Since learning to spin, my taste in yarn has become a bit more discerning but, being Elastic Mom, I can't bear waste and will  try to make the most of my pretty acrylic yarns. Earlier in the month I went stash-diving and put together a Leftovers Diagonal Scarf using a collection of scraps of purple wool that my sister gave me a few years ago. It feels good to turn these bitty pretties into something that is fun to wear. I really like how it turned out. I am sure that some of the wool was hand dyed mohair blend from Nurturing Fibres, there was also eyelash yarn, some recycled sari silk yarn, and the leftovers from the Granny Stripe Blanket that I made for my daughter when we first moved up to the farm. Now she lives faraway and it is her-Hug-From Mum blanket. It is so bright that my son told me it hurt his eyes. My goal is too try to use up my yarn stash before I buy more yarn.

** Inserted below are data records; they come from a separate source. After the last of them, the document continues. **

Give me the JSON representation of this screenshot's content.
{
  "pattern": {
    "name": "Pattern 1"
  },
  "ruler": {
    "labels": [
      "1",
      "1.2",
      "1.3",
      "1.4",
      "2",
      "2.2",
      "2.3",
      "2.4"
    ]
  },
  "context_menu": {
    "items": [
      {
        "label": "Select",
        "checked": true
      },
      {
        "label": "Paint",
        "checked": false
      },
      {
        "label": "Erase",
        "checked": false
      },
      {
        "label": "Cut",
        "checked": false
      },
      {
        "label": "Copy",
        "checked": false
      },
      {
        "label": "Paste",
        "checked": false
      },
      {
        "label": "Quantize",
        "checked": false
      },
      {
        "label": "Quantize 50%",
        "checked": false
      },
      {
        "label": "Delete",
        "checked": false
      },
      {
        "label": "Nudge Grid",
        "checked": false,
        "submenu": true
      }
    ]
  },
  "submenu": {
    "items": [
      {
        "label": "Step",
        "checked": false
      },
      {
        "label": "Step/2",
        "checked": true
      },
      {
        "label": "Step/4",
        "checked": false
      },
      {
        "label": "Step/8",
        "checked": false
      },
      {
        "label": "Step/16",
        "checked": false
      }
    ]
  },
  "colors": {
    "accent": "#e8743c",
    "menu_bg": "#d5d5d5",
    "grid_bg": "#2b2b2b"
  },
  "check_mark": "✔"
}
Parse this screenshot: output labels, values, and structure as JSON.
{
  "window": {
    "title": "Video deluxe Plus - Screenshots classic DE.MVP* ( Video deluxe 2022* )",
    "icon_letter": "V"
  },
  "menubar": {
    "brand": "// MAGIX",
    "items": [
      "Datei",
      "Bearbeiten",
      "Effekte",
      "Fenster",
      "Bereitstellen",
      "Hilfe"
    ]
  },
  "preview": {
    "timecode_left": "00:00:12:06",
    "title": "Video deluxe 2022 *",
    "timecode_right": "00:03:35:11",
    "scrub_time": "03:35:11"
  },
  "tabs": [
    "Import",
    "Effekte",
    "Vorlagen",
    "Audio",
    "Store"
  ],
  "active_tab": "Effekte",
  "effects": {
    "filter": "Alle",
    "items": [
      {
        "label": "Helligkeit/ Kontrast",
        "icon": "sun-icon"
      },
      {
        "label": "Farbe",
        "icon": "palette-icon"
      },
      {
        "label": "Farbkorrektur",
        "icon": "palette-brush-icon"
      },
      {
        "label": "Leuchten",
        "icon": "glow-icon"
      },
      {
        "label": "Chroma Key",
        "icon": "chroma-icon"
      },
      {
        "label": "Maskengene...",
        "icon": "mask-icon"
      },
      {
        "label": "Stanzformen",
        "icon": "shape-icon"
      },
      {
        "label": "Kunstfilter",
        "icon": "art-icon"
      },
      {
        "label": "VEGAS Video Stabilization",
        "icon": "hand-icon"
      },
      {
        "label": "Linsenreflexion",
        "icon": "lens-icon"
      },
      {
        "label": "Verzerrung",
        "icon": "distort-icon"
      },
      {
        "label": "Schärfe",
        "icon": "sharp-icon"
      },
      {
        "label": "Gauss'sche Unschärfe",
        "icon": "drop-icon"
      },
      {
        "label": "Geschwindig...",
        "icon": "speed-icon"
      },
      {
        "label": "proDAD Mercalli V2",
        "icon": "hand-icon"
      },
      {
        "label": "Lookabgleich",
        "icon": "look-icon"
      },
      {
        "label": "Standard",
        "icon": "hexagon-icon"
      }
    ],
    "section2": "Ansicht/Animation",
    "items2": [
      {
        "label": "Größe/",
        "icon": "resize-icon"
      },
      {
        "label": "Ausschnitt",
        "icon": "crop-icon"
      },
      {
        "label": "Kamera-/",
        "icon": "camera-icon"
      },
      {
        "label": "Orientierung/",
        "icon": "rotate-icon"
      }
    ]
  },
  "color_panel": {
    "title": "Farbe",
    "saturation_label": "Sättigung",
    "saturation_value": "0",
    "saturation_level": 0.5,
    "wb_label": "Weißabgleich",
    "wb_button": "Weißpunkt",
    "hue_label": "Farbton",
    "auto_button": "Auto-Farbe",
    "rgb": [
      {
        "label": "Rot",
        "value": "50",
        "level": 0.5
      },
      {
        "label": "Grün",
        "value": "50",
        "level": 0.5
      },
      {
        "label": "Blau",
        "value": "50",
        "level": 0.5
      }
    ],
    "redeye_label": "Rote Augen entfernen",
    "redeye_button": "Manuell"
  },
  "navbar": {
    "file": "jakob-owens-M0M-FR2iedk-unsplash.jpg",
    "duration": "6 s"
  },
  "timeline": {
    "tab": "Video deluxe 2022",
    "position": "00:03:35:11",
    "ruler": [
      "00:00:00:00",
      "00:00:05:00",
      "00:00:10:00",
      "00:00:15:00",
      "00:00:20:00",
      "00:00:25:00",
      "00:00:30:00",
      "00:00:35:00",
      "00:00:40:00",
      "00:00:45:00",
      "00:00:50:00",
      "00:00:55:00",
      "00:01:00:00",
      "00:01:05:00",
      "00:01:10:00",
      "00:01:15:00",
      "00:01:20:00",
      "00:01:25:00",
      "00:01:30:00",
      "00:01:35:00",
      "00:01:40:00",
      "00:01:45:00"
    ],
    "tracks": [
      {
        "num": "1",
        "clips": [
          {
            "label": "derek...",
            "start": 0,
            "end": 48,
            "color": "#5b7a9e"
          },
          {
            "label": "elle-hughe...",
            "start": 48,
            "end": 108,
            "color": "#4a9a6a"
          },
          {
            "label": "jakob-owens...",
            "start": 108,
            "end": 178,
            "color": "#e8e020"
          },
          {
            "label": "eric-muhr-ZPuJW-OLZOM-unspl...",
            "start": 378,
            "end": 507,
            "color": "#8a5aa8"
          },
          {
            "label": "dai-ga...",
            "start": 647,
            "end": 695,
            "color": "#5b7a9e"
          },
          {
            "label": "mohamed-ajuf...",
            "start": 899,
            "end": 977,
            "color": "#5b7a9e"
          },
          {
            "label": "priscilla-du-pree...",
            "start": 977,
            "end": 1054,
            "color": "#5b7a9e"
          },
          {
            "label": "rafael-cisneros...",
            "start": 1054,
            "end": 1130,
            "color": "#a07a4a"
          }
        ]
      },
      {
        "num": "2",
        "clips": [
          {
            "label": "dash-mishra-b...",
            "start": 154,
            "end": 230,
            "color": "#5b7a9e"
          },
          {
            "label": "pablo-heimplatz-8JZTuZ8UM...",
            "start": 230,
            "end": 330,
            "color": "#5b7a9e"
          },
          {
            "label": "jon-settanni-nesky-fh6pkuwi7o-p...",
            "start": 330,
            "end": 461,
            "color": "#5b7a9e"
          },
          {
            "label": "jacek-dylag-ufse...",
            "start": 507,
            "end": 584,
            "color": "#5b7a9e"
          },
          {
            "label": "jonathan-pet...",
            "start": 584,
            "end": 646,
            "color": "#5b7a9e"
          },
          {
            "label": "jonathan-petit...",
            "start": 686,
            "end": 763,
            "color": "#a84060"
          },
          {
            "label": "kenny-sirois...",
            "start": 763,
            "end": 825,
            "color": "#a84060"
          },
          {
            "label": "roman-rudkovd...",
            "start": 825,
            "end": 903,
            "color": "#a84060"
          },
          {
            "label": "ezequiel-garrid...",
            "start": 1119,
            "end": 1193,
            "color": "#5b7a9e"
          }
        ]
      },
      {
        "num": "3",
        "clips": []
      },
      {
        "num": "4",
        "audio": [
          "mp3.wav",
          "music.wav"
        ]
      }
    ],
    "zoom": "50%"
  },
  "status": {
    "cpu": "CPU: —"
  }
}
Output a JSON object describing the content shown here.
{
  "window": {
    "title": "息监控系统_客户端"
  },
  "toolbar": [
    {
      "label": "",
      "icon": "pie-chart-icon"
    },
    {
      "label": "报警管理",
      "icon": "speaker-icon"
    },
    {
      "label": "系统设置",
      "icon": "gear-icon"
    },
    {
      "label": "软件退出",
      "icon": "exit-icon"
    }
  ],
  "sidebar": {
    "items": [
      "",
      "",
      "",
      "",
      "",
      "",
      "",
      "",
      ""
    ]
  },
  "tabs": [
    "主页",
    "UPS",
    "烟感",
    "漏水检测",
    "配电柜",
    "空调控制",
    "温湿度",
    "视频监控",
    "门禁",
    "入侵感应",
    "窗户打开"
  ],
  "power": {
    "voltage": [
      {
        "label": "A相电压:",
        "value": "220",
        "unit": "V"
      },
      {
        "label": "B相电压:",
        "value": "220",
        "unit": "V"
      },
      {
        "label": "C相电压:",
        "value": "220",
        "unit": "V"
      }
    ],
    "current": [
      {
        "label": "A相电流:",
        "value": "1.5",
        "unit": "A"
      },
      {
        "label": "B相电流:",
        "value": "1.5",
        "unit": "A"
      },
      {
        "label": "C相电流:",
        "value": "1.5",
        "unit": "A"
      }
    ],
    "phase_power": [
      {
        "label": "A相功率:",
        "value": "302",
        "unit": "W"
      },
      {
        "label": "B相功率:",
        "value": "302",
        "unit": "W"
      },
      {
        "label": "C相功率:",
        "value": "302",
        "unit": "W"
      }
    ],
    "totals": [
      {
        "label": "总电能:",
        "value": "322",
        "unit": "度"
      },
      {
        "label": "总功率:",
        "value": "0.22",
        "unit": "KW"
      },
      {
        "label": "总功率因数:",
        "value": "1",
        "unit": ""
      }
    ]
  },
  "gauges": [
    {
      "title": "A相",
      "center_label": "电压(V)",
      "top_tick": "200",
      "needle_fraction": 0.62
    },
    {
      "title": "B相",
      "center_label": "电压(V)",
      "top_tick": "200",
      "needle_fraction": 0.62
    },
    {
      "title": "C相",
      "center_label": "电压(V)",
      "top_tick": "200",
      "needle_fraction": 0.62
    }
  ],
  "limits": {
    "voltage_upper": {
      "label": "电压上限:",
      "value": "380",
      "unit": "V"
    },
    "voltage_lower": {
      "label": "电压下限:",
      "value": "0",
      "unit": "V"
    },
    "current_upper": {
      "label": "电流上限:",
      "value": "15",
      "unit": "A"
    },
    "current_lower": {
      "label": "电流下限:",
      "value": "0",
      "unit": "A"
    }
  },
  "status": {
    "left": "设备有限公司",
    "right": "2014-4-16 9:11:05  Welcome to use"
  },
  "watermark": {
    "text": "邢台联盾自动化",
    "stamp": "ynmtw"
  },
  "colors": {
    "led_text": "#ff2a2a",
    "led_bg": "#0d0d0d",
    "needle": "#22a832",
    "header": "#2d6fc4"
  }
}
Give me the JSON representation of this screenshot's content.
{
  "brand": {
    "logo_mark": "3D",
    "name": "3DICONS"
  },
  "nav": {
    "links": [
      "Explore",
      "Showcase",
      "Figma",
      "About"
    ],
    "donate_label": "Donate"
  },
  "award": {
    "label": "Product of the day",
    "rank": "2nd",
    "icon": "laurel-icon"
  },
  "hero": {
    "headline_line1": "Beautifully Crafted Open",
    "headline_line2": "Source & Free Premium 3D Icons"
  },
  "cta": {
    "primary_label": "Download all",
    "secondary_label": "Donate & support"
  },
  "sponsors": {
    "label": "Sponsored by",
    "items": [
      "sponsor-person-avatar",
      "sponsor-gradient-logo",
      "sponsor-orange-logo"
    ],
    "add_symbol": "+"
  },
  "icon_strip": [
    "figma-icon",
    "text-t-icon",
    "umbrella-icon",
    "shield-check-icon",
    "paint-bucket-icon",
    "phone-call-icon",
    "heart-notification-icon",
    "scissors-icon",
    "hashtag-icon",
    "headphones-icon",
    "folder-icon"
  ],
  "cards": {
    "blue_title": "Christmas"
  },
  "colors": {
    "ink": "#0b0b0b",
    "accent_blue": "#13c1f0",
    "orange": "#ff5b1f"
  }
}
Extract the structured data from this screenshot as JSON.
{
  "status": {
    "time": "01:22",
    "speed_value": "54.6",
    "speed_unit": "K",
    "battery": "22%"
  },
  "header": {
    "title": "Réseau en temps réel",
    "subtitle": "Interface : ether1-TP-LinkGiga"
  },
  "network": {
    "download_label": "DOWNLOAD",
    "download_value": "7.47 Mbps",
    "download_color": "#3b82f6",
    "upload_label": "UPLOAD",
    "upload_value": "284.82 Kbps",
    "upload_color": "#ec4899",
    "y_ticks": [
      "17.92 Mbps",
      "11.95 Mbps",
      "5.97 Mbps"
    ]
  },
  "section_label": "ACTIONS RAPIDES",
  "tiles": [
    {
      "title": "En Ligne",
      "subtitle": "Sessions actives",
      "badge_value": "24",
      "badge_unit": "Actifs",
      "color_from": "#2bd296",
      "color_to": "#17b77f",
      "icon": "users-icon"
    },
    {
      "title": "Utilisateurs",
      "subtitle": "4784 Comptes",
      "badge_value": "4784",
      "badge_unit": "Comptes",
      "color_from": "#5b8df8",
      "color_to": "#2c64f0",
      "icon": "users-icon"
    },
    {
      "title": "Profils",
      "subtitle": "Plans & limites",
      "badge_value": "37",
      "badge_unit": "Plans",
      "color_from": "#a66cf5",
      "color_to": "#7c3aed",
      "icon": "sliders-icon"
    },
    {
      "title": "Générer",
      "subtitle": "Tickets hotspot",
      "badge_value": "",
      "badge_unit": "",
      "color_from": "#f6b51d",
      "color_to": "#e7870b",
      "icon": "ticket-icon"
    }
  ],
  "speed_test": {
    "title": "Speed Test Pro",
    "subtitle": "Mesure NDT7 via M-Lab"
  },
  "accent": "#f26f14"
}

I gave away quite a bit of my stash yarn when I started the Hope Knitters group with the three ladies who live in the staff village up the road. I wanted to give them a way of earning some money to supplement their husbands' meagre incomes. The ladies live in rudimentary houses with outside pit toilets and no running water in their homes, just cold water taps outside. Their lives are hard. They collect wood to warm their homes. They do have electricity, but their diet mostly consists of mieliemeel (maize porridge). Even though we are a little group and the knitting project is a simple concept, I believe that it will bring them hope.

The idea is to start with an incentive pack of yarn, knit or crochet an item, sell it and use the proceeds to buy another skein of yarn. Once they have done all that then they receive another donated incentive pack from me. Then they are free to spend the profits or save them and use any leftovers for personal projects. We have received some generous yarn donations from kind people from Cape Town to America. We happily take leftover yarn and scraps and I put them into 100g packs. Blantina, who works for me has enthusiastically joined the group, and we have occasional visits from a middle aged Basotho man, Ntate Tshupa, who used to crochet using a match as his crochet hook.

Mentoring these beautiful ladies has been exciting and heartbreaking. It is wonderful to see their progress and their delight in selling the items they make. Choosing their well earned packs of donated yarn brings them such joy as they anticipate their new projects. They are quick and keen to learn new stitches and patterns. We try to meet weekly. One lady brings along her two little girls who play with educational toys while their mama knits. When I first started I didn't realise how much my life would change. These ladies have captured a piece of my heart. It has been heartbreaking to see the effects of poverty on their homes along with enduring the brunt of alcoholism and domestic abuse. One of the ladies has left the group because she can't see beyond her personal pain. Then came tragedy of a car accident that killed the young husband of one of our ladies. We have taken a knock. 


Yesterday three of us sat under some gum trees with a view towards the mountains of Lesotho. We stitched and chatted. It was one of those infinite moments where nothing else mattered except that moment.